Lamenting is so important in terms of pouring out our frustrations and fears to God. The biblical precedent is that when we feel out of control, when we are scared, when we are upset or even angry, we should lament. The psalmist cries out, “How long, O LORD? Will you forget me forever?” (Psalm 13:1). The prophet Habakkuk complains to God, “Why do you make me look at injustice? Why do you tolerate wrongdoing? Destruction and violence are before me; there is strife, and conflict abounds.” (Habakkuk 1:3). Jesus Himself laments, “O Jerusalem, Jerusalem, the city that kills the prophets and stones those who are sent to it! How often would I have gathered your children together as a hen gathers her brood under her wings, and you were not willing! See, your house is left to you desolate.” (Matthew 23:37-38). Lamenting is so important in times like this – just pouring out our heart to God without looking for quick answers and quick comfort. Lamenting recognizes the tension between the goodness of God and the brokenness of our world. Sometimes, the healthiest thing to do is to allow ourselves to feel deeply the brokenness of the world – to grieve it, to cry over it, to let ourselves feel anger toward it – without immediately jumping to ways to solve it. This type of lamenting is best done with God in prayer, lest our anger get the best of us and cause us to lash out at others in harmful ways. All that being said, I think there is significant comfort available in lamenting because of how lamenting helps us look to God and depend on Him.

Praying is a second valuable response to the brokenness of our world. In the current situation, it is important to be praying for our nation. Second Chronicles 7:14 provides helpful themes to pray: “If my people, who are called by my name, will humble themselves and pray and seek my face and turn from their wicked ways, then I will hear from heaven, and I will forgive their sin and will heal their land.” America doesn't have the same type of covenant with God that Judah had (God was addressing Judah in this verse), but the themes of humility, repentance, prayer, and turning to God are highly relevant, along with the praying that divisions and animosity will be healed. A couple weeks ago, I read a quote that said, “A nation’s well-being … is conditioned by a single, pervasive cultural characteristic: the level of trust inherent in the society” (Francis Fukuyama, Stanford Senior Fellow). I read this quote prior to the events in Washington, D.C., but even then, it hit me hard. Trust and togetherness are at dangerously low levels in America, so we need to be praying that the levels of trust and care for one another will be growing.

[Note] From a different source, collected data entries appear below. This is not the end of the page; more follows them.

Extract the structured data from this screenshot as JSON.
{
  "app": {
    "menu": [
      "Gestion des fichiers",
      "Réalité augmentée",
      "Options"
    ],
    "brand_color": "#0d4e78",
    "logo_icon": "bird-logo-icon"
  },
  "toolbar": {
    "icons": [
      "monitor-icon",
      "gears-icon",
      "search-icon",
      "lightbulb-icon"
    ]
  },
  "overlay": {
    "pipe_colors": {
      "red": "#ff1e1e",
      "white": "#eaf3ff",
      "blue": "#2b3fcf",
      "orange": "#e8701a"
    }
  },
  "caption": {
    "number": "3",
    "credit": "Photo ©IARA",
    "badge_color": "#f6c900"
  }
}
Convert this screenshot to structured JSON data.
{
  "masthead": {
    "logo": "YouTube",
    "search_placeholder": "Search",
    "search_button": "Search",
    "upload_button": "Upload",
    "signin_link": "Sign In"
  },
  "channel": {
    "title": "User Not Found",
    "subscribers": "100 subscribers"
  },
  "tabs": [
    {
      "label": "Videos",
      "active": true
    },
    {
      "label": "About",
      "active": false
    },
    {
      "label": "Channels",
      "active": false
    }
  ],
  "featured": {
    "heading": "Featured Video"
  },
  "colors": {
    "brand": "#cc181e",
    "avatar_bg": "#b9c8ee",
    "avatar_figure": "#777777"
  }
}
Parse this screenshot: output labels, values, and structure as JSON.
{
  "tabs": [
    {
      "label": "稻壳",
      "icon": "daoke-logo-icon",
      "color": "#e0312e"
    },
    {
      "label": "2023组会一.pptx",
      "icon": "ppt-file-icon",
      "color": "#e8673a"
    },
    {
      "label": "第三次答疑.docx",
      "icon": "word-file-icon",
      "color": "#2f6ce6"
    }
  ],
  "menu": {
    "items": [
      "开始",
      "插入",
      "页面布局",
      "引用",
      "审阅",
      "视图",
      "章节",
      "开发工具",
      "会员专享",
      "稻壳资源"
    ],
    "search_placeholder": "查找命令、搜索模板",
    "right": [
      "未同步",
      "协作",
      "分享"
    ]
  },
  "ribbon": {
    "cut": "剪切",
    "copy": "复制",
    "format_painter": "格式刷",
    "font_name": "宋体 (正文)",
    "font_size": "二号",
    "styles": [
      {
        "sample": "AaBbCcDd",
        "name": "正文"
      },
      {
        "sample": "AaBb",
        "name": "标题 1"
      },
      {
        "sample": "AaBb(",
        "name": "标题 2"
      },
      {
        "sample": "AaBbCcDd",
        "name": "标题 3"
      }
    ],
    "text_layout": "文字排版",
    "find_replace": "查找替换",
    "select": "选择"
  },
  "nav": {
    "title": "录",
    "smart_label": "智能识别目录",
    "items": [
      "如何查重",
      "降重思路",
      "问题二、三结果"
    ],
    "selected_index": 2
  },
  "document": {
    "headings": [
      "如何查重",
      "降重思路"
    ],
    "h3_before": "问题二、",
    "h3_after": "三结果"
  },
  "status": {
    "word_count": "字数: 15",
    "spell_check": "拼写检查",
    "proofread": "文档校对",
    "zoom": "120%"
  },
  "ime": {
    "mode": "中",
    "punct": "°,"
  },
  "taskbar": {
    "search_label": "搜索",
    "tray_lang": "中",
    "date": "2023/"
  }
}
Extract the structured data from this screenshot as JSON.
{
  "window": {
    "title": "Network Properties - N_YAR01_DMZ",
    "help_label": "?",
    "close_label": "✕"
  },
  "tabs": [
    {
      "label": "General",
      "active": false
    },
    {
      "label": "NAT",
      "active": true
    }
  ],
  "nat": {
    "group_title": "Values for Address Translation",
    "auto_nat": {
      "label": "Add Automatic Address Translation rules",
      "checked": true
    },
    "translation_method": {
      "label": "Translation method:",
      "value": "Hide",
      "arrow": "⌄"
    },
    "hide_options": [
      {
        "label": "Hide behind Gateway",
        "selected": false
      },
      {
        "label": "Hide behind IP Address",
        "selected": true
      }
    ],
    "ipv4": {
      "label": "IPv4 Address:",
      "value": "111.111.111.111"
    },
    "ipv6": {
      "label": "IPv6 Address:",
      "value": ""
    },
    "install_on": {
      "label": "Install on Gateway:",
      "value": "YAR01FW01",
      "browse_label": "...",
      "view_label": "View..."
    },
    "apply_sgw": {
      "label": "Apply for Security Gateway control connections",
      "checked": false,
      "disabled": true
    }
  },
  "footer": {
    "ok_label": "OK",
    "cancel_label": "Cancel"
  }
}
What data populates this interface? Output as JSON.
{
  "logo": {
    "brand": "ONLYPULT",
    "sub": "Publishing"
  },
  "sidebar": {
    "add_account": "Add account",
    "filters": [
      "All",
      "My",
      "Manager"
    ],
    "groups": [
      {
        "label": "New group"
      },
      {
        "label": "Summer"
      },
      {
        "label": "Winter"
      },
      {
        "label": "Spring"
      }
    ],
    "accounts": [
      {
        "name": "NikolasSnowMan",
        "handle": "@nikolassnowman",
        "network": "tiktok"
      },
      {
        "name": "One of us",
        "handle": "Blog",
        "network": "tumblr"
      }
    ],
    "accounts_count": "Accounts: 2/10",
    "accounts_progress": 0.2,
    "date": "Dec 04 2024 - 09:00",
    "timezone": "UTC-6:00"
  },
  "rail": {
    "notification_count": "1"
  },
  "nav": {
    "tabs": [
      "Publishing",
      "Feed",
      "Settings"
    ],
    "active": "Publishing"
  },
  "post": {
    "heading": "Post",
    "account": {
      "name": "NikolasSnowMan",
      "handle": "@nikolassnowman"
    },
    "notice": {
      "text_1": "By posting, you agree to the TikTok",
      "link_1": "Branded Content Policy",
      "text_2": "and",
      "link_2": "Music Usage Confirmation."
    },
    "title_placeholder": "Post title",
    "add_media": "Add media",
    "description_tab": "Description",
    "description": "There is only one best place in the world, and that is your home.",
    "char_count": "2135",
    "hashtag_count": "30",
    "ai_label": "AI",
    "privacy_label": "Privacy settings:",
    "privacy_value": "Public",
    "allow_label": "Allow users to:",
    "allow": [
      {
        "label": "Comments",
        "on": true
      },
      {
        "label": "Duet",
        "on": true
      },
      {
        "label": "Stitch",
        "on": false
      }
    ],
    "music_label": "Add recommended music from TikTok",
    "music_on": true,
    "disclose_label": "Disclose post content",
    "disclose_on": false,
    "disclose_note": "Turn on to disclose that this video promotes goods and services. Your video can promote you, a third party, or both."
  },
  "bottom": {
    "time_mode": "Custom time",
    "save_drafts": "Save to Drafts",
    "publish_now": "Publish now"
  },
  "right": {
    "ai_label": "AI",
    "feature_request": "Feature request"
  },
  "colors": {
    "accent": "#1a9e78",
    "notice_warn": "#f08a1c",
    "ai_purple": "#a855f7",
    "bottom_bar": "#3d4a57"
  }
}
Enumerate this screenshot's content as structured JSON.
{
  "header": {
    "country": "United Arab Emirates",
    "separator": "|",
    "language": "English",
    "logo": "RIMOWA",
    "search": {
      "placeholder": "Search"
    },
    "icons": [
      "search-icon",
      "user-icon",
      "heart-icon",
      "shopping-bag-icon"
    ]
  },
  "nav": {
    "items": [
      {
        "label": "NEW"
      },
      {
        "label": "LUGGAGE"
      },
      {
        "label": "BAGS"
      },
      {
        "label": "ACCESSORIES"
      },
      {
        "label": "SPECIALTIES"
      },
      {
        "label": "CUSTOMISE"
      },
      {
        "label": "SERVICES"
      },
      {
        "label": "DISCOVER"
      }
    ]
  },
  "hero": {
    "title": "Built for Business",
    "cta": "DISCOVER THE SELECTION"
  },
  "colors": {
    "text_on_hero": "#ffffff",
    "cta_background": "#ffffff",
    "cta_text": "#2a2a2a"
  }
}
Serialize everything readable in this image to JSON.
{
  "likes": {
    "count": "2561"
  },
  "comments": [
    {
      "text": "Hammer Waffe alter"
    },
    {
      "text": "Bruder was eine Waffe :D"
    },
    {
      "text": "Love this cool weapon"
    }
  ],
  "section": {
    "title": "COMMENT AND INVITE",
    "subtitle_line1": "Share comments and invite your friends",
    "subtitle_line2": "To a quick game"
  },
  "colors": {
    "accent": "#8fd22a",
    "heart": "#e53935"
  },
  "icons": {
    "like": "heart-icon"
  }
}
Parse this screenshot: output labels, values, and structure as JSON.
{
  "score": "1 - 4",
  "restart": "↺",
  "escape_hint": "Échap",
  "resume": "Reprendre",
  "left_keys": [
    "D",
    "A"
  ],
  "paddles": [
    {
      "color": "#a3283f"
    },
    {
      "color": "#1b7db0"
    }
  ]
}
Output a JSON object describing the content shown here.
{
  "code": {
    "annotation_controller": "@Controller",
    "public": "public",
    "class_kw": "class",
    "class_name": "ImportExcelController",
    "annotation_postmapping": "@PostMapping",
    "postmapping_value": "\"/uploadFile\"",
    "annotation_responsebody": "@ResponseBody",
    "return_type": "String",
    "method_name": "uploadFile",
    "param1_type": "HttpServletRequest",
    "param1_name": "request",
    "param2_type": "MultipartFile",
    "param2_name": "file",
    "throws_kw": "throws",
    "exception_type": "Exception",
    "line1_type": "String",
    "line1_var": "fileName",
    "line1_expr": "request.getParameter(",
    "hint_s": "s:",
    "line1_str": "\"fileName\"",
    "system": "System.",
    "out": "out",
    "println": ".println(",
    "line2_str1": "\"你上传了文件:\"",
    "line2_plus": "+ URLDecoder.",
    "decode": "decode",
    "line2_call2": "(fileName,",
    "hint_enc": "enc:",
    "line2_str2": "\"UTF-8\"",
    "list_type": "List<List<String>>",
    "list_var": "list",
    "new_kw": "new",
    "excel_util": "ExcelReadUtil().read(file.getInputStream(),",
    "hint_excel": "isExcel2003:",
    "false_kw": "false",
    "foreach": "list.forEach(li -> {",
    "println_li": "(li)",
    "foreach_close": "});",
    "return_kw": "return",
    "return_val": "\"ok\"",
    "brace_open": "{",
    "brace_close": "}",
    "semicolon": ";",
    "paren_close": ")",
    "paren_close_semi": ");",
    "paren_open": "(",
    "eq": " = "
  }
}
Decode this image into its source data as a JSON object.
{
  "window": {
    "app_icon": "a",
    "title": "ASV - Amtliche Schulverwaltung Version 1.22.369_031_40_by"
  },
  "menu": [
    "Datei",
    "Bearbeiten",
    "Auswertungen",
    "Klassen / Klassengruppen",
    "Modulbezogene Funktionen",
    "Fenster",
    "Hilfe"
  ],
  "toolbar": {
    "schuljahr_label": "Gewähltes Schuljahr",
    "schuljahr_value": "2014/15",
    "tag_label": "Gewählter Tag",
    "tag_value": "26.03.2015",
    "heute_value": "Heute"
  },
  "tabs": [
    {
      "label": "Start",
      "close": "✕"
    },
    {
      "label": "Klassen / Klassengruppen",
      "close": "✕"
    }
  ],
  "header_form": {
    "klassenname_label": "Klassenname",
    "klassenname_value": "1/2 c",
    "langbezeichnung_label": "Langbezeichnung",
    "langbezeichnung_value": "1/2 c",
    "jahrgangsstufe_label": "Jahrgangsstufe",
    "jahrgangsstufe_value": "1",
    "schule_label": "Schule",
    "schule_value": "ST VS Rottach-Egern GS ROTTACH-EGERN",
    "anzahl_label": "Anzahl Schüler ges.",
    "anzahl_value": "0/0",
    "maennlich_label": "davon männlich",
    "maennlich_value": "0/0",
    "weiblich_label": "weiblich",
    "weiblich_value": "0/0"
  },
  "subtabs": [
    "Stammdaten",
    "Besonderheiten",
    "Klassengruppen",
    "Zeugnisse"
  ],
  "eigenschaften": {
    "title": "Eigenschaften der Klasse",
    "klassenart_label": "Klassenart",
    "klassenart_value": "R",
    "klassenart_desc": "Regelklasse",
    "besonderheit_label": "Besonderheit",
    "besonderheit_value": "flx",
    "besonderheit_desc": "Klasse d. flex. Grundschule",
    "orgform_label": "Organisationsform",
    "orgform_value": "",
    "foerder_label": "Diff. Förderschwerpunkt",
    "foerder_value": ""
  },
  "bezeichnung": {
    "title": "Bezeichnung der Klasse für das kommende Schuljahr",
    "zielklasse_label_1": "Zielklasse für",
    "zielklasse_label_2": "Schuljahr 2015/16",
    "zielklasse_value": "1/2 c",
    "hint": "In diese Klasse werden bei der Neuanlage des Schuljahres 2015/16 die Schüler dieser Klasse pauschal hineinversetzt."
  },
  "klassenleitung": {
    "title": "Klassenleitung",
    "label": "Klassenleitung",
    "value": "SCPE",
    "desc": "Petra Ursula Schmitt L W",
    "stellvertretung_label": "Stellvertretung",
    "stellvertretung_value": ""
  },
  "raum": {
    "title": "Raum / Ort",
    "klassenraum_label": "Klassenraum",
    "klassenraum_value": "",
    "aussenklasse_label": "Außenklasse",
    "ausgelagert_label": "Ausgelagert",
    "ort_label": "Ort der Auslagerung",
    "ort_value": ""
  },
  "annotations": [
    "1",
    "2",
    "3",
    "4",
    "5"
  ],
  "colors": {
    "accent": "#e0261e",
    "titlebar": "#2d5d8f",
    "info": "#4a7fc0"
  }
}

Finally, in times like this, I take a lot of comfort in focusing on the Kingdom of God – especially its enduring, unshakable nature. It’s difficult to live in the midst of a nation we value and love and to see it struggling so much. The Kingdom of God is what we can hope in above all else, and when our earthly circumstances are struggling, it’s a good reminder to focus on God’s Kingdom. This doesn’t mean we shouldn’t care what happens in or to America; it does mean, though, that we have a source of hope, confidence, peace, and joy that cannot be threatened by anything that happens in this world.

These tactics for processing our world’s brokenness may still leave you with anxiety and concern. I know I still have a lot of concerns. In this broken world, especially in acute times like this, achieving complete comfort isn’t appropriate or godly. We should live with some tension because of how far our world falls short of God’s ideal. But for me, lamenting, praying, and focusing on God’s Kingdom bring significant comfort even while I still experience anger, frustration, and “holy discontent.” I pray they do the same for you.

I will leave you with some timely words from Jesus. In John 16, Jesus has been telling His disciples about the persecution and difficulties they will face as His disciples in a broken, messed-up world. He concludes by saying: “I have told you these things, so that in me you may have peace. In this world you will have trouble. But take heart! I have overcome the world” (John 16:33).